I think that's a question really to the artists themselves but, everyone wants their work to be seen, and actually, by putting them on a scale like this, you are going to reach people that aren't otherwise looking for your work. Our screens on Sheikh Zayed Road will hit close to 16 million views per month, and that broad reach just doesn't occur anywhere else.
But really, it's a question to those artists. I assume people that want their work to be seen, and to raise their public profile.
How can mass exposure from organizations like BackLite Media help these artists and creatives work toward their goals and build their brand?
Again, it's that 16 million impressions over a month. You'll see Sheikh Zayed Road is 16 lanes of traffic in some places, so there are quite a few cars out there. It will give them the opportunity for that mass reach, to be able to communicate to a large audience. It’s about what they choose to display and then from there, it’s that call to action, so it's a huge branding platform.
Why is partnering with an organization like Arts Help important to BackLite?
For me, it’s a partnership that just rings true in the Desirable by Design. Art is a really desirable form of media for me, to be able to offer support to Arts Help, it’s a really nice way to display beautiful images. If we have the capacity to be able to help in that manner and give the extra influence, then it really works. It’s just a really great fit for a partnership.

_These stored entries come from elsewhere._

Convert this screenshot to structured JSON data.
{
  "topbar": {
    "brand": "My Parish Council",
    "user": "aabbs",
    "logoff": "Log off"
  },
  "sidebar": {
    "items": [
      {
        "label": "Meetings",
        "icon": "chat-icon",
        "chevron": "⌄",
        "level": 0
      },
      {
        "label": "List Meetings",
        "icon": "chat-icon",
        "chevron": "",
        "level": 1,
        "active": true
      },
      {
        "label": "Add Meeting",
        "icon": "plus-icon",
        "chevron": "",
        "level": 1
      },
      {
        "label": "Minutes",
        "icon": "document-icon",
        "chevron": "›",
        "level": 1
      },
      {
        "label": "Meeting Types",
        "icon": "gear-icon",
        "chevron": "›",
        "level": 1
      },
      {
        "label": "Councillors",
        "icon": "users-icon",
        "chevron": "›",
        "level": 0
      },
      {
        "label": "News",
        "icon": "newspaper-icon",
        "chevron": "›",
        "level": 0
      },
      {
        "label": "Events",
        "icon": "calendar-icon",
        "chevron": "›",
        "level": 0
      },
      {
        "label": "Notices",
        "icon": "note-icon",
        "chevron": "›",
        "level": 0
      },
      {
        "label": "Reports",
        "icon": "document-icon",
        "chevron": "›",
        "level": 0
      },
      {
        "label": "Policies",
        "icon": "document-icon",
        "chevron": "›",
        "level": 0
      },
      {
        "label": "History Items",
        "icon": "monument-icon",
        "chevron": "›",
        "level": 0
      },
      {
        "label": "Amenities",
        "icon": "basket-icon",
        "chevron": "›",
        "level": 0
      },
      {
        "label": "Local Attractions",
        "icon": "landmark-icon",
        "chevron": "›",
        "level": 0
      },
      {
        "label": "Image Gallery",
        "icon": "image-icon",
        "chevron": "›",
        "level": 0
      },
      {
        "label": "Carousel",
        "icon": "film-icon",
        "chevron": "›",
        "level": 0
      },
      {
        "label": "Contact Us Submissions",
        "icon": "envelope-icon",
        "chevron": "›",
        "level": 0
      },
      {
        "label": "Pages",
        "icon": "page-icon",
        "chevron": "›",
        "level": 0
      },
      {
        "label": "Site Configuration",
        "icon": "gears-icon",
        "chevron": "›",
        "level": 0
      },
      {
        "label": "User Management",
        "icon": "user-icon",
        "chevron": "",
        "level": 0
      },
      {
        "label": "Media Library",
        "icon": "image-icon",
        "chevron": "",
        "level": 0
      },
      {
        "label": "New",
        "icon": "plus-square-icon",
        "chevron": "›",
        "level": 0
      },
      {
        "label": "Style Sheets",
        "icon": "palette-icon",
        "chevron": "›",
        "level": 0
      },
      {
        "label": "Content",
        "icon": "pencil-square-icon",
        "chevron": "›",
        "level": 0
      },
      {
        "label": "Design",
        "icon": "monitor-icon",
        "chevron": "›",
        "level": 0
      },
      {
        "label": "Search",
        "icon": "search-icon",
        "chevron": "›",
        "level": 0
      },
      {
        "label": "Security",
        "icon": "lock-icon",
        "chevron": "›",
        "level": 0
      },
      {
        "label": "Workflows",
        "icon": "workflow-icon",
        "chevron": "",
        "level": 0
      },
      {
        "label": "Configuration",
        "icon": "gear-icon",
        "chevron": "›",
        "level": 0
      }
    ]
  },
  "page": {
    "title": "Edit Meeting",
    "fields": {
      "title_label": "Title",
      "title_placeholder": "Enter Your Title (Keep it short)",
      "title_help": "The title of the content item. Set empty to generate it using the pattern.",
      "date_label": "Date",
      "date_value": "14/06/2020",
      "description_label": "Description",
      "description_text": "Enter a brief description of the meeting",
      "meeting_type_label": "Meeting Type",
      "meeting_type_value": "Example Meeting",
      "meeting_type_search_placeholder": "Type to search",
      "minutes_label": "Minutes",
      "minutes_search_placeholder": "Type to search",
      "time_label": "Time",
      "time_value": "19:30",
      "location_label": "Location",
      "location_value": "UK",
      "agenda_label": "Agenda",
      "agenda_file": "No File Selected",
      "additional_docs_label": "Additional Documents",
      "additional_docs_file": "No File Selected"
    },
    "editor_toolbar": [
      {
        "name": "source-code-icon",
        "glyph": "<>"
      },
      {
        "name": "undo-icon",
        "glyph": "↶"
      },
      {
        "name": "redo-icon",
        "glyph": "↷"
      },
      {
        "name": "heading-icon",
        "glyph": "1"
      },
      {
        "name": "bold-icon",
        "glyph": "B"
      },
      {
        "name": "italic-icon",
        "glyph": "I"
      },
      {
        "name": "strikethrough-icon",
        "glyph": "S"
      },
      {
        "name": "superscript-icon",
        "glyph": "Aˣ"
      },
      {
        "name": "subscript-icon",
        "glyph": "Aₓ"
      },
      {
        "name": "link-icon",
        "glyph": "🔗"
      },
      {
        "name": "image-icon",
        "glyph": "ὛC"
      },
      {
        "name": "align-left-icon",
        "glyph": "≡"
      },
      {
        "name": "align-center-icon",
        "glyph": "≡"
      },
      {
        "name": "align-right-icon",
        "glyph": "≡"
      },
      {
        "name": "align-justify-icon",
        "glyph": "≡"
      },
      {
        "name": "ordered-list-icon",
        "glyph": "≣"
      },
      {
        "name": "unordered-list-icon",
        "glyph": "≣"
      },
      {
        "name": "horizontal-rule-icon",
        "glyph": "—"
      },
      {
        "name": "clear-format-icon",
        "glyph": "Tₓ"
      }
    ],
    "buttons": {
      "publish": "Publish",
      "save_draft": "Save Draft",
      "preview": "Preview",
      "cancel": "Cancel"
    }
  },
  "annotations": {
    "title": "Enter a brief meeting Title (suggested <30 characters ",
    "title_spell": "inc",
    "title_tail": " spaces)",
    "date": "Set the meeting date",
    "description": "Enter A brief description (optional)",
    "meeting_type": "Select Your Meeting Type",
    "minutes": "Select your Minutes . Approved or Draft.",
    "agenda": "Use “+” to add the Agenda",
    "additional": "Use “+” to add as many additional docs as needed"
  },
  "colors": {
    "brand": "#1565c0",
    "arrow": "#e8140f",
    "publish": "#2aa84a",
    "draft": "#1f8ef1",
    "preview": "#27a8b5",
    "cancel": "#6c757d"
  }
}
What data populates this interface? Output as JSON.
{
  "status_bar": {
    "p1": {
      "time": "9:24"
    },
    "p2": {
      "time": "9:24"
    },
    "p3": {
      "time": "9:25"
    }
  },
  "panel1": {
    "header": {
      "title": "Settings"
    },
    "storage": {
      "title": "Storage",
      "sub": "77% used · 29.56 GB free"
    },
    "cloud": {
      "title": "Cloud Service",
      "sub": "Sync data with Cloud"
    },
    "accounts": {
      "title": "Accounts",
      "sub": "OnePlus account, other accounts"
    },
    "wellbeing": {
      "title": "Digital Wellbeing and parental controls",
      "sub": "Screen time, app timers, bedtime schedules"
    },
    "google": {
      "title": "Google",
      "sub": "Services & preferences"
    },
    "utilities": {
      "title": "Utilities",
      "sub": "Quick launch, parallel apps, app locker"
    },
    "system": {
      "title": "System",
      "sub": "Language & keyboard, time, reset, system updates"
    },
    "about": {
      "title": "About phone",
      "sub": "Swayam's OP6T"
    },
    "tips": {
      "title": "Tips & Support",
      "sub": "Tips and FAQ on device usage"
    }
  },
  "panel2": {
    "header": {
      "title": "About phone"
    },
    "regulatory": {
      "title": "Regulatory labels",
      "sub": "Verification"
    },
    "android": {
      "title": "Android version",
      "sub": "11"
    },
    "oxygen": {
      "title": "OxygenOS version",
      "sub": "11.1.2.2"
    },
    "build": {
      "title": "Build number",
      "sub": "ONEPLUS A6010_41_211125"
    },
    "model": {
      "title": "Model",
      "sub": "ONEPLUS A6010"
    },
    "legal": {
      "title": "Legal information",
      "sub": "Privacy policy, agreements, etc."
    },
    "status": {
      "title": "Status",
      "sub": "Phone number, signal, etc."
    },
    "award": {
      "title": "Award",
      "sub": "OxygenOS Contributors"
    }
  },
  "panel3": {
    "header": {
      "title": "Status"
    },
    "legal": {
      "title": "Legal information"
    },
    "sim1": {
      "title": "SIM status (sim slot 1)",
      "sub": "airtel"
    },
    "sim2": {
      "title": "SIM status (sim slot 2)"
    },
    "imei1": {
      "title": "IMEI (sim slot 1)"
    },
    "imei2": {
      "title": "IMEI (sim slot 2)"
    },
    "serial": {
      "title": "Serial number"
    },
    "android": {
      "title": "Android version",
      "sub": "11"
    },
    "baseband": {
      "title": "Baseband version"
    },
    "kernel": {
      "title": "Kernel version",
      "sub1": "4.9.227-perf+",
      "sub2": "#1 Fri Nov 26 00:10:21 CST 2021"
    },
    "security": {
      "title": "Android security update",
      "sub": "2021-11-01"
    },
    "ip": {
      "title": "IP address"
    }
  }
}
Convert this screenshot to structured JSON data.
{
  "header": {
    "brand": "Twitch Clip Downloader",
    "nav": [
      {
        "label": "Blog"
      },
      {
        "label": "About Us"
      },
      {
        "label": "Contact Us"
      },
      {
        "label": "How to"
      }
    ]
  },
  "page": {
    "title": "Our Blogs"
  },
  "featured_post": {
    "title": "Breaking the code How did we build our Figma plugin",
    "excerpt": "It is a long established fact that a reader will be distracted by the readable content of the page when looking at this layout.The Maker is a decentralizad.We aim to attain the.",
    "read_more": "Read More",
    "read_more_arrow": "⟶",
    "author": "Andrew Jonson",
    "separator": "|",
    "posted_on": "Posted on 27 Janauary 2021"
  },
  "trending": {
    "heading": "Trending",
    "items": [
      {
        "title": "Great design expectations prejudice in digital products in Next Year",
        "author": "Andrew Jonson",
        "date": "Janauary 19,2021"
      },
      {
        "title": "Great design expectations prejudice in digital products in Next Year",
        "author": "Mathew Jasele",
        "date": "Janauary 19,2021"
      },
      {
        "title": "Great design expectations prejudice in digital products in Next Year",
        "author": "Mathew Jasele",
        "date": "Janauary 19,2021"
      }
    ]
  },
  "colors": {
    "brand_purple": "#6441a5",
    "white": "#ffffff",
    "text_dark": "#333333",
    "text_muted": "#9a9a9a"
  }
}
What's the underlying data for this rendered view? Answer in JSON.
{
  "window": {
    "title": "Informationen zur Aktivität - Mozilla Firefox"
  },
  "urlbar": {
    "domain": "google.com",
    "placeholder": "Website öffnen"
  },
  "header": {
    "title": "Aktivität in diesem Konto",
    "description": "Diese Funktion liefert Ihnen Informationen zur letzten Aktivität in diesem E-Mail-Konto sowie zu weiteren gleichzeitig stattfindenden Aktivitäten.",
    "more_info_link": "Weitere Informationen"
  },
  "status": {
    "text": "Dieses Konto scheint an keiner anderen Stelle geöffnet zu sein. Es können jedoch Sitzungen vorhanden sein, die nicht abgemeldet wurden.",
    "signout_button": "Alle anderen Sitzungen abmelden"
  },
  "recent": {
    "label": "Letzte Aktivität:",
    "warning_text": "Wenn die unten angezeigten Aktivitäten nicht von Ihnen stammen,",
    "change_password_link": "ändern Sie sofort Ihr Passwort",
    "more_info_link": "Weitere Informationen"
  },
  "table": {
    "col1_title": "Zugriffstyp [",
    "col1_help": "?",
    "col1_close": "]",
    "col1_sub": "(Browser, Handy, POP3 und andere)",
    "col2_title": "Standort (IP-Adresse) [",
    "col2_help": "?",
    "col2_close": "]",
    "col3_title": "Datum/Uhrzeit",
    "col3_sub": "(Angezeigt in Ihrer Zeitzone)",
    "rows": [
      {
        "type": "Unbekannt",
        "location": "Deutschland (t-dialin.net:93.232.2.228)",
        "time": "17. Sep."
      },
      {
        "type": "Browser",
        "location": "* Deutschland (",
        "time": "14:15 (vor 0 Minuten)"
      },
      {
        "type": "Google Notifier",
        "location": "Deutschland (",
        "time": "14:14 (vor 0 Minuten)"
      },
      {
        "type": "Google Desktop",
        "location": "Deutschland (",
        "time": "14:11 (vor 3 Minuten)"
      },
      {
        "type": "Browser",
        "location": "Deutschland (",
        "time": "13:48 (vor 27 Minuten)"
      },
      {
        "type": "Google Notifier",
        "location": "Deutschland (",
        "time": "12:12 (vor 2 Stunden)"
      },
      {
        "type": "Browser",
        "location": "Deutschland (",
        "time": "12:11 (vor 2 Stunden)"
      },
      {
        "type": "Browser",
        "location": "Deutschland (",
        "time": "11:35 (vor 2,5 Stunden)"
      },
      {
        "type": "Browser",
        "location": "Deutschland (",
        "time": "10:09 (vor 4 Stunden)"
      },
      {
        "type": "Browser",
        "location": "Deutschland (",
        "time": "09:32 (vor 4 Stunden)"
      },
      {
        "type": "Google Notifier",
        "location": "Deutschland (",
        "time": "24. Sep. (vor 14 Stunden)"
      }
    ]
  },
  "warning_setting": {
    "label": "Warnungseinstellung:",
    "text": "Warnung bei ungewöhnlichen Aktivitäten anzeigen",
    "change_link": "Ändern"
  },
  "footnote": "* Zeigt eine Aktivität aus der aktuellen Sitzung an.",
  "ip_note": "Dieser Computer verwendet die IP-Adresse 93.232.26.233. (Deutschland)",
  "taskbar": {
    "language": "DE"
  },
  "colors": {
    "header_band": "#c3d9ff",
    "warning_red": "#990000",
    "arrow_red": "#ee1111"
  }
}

The main thing behind it, for me, is that it will depend on what artwork – we can showcase that. One of the big things that we're trying to promote is more creativity, changing the form of a static ad to something that has movement and adding life to the display. How does that evolve for an artist that's using a canvas?
We want to showcase how vibrant the colors are, and we want to incorporate movement. It will be a talking point, and we're out there to be noticed. The more people that start talking about it the better, so if we can do that I’m all it.